A collector's gemstone that is very rare to see set into jewellery, this exquisite tiny little deep green natural dioptase came to me in its rough crystal form. Through careful shaping and smoothing by hand, I managed to get it into the general circular shape I felt would best bring out its beauty, though with dioptase you can't go too far as it's quite a temperamental and delicate stone to work with. After a careful final fingertip polish, it was securely enclosed in hand textured solid sterling silver.
I adore working with rare natural gemstones such as dioptase, and I felt such a burst of pure joyous energy as I gently and securely wrapped it in sterling silver, using ancient primitive inspired metal forming techniques. This happy energy comes through in the design and feel of the pendant; it's beautifully understated, but flows with nature inspired swirls and curious personality too, mesmerizing all who see it.
I've attached this one of a kind pendant on to a solid 925 sterling silver chain so you can wear it straight away, and as this is a handmade artisan item, the photos show you the exact item you'll receive.
Pendant size (including bail): tiny small, 10mm x 7mm
Necklace Chain Length: 47cm (18.1/2 inches)
Gemstone Size: 4mm round (approx, tiny freeform cabochon)
Gemstone Treatment: untreated, natural
Gemstone Origin: Democratic Republic of Congo
Metal: solid 925 sterling silver
Technical: gemstone cut and polished in UK and pendant handmade in UK. No electrical or gas powered machines were used in the creation of this pendant; I'm an artisan who enjoys using hand tools and hand powered ancient-inspired lapidary techniques to cut natural untreated gemstones and make jewellery. (Please note the chain the pendant is attached to is made in Italy).
Dioptase Gemstone Knowledge
Almost impossible to find set into jewellery, dioptase is a rare and vibrant copper mineral known for its stunning and intense emerald-green to bluish-green colour, with crystals generally transparent to translucent.
Dioptase has a high luster but brittle nature, making this beautiful crystal unfortunately quite difficult to cut and polish, let alone set into jewellery. The mineral is believed to gets its name from the Greek words "dia" and "optima," which mean "through" and "appearance," respectively, referencing its strong transparency.

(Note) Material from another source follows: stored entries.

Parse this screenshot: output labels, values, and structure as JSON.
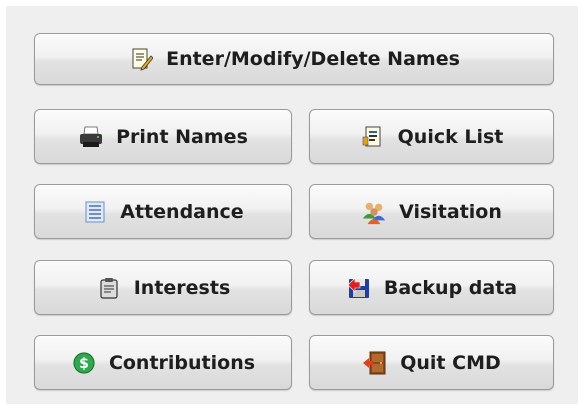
{
  "buttons": {
    "names": {
      "label": "Enter/Modify/Delete Names",
      "icon": "edit-document-icon"
    },
    "print": {
      "label": "Print Names",
      "icon": "printer-icon"
    },
    "quicklist": {
      "label": "Quick List",
      "icon": "document-list-icon"
    },
    "attendance": {
      "label": "Attendance",
      "icon": "list-icon"
    },
    "visitation": {
      "label": "Visitation",
      "icon": "people-icon"
    },
    "interests": {
      "label": "Interests",
      "icon": "clipboard-icon"
    },
    "backup": {
      "label": "Backup data",
      "icon": "floppy-disk-icon"
    },
    "contributions": {
      "label": "Contributions",
      "icon": "dollar-coin-icon"
    },
    "quit": {
      "label": "Quit CMD",
      "icon": "exit-door-icon"
    }
  }
}
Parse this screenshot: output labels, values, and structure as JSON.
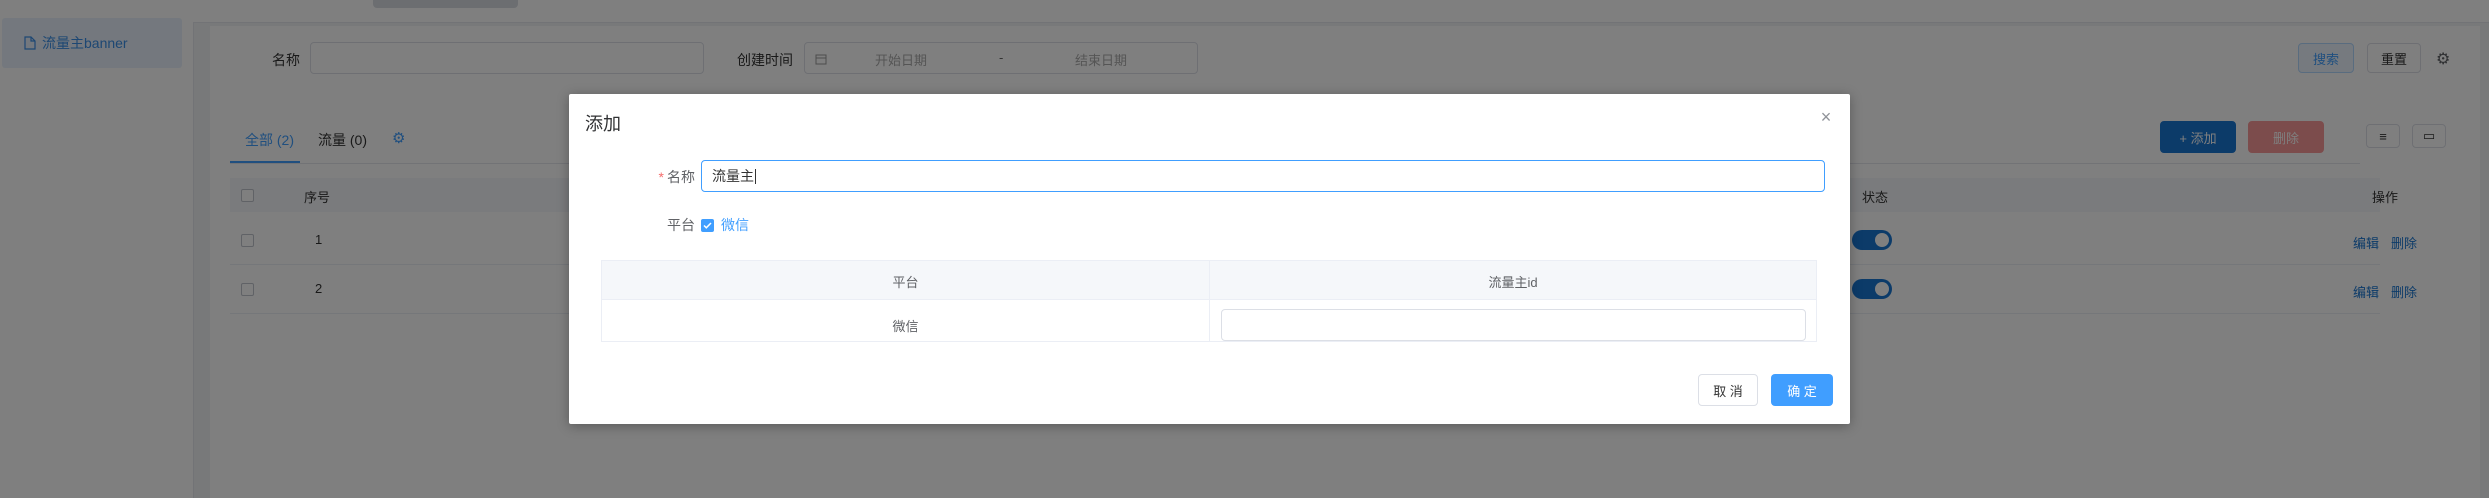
{
  "sidebar": {
    "items": [
      {
        "label": "流量主banner",
        "icon": "document-icon"
      }
    ]
  },
  "filter": {
    "name_label": "名称",
    "name_value": "",
    "created_label": "创建时间",
    "start_placeholder": "开始日期",
    "range_sep": "-",
    "end_placeholder": "结束日期",
    "search_label": "搜索",
    "reset_label": "重置"
  },
  "tabs": [
    {
      "label": "全部 (2)"
    },
    {
      "label": "流量 (0)"
    }
  ],
  "toolbar": {
    "add_label": "+ 添加",
    "delete_label": "删除"
  },
  "table": {
    "columns": [
      "序号",
      "状态",
      "操作"
    ],
    "rows": [
      {
        "index": "1",
        "status_on": true,
        "actions": [
          "编辑",
          "删除"
        ]
      },
      {
        "index": "2",
        "status_on": true,
        "actions": [
          "编辑",
          "删除"
        ]
      }
    ]
  },
  "dialog": {
    "title": "添加",
    "name_label": "名称",
    "name_value": "流量主",
    "platform_label": "平台",
    "platform_option": "微信",
    "platform_checked": true,
    "inner_table": {
      "headers": [
        "平台",
        "流量主id"
      ],
      "rows": [
        {
          "platform": "微信",
          "id_value": ""
        }
      ]
    },
    "cancel_label": "取 消",
    "ok_label": "确 定"
  },
  "colors": {
    "primary": "#409eff",
    "danger": "#f56c6c",
    "accent": "#1976d2"
  }
}
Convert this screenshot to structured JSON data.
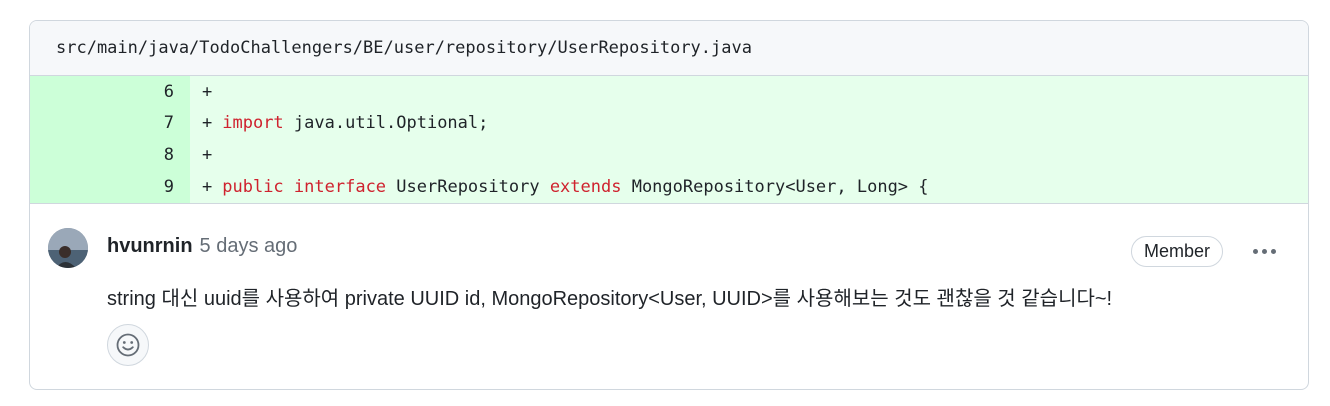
{
  "file": {
    "path": "src/main/java/TodoChallengers/BE/user/repository/UserRepository.java"
  },
  "diff": {
    "lines": [
      {
        "num": "6",
        "plus": "+",
        "segments": []
      },
      {
        "num": "7",
        "plus": "+",
        "segments": [
          {
            "kind": "kw",
            "text": "import"
          },
          {
            "kind": "tx",
            "text": " java.util.Optional;"
          }
        ]
      },
      {
        "num": "8",
        "plus": "+",
        "segments": []
      },
      {
        "num": "9",
        "plus": "+",
        "segments": [
          {
            "kind": "kw",
            "text": "public"
          },
          {
            "kind": "tx",
            "text": " "
          },
          {
            "kind": "kw",
            "text": "interface"
          },
          {
            "kind": "tx",
            "text": " UserRepository "
          },
          {
            "kind": "kw",
            "text": "extends"
          },
          {
            "kind": "tx",
            "text": " MongoRepository<User, Long> {"
          }
        ]
      }
    ]
  },
  "comment": {
    "author": "hvunrnin",
    "time": "5 days ago",
    "badge": "Member",
    "body": "string 대신 uuid를 사용하여 private UUID id, MongoRepository<User, UUID>를 사용해보는 것도 괜찮을 것 같습니다~!",
    "menu_icon": "kebab-horizontal-icon",
    "reaction_icon": "smiley-icon"
  },
  "colors": {
    "keyword": "#cf222e",
    "added_bg": "#e6ffec",
    "added_num_bg": "#ccffd8",
    "border": "#d0d7de",
    "muted": "#656d76"
  }
}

The formation process is quite complex and involves a chemical reaction of copper minerals to the presence of oxygenated water. To begin, primary copper minerals are present in the geological environment. Over time, geological processes lead to the exposure of these primary copper minerals to oxygen in the atmosphere. This oxidation process transforms the primary copper minerals into what are called secondary copper minerals. These oxidized copper minerals undergo leaching, where water containing oxygen and other elements travels through the rock, dissolving and transporting copper ions. The copper ions interact with any silicate minerals in the surrounding rock. Dioptase crystals now have the right conditions to grow as a result of these reactions. The specific conditions, such as temperature, pressure, and the availability of certain elements, influence the crystallization of dioptase, and under suitable conditions, dioptase begin to crystallize, forming its distinctive green crystals.
Dioptase is a beautiful gemstone that is perfect for anyone who wants somethings a little bit different than the more usual green gemstones you see such as emerald or peridot. It's a gem that's adored around the world for it's rarity, and bursts with a truly distinctive deep blue-green shade that is unique to this stone. Whether you are already a collector of stunning minerals, or have simply fallen in love with this fascinating gem, dioptase enchants all who see it, and owning a piece set into jewellery is a rare chance that shouldn't be missed.
Care: When not being worn, it's best to keep dioptase stored in a dark place so it doesn't fade in prolonged natural light, and also away from other gemstones so that it doesn't get scratched. Try and avoid using silver polishes and abrasives near it as they may damage the surface. Being only 5 on the MOHS hardness scale, dioptase is not really suitable for robust every day wear as it may scratch and chip over time (occasional wear is fine).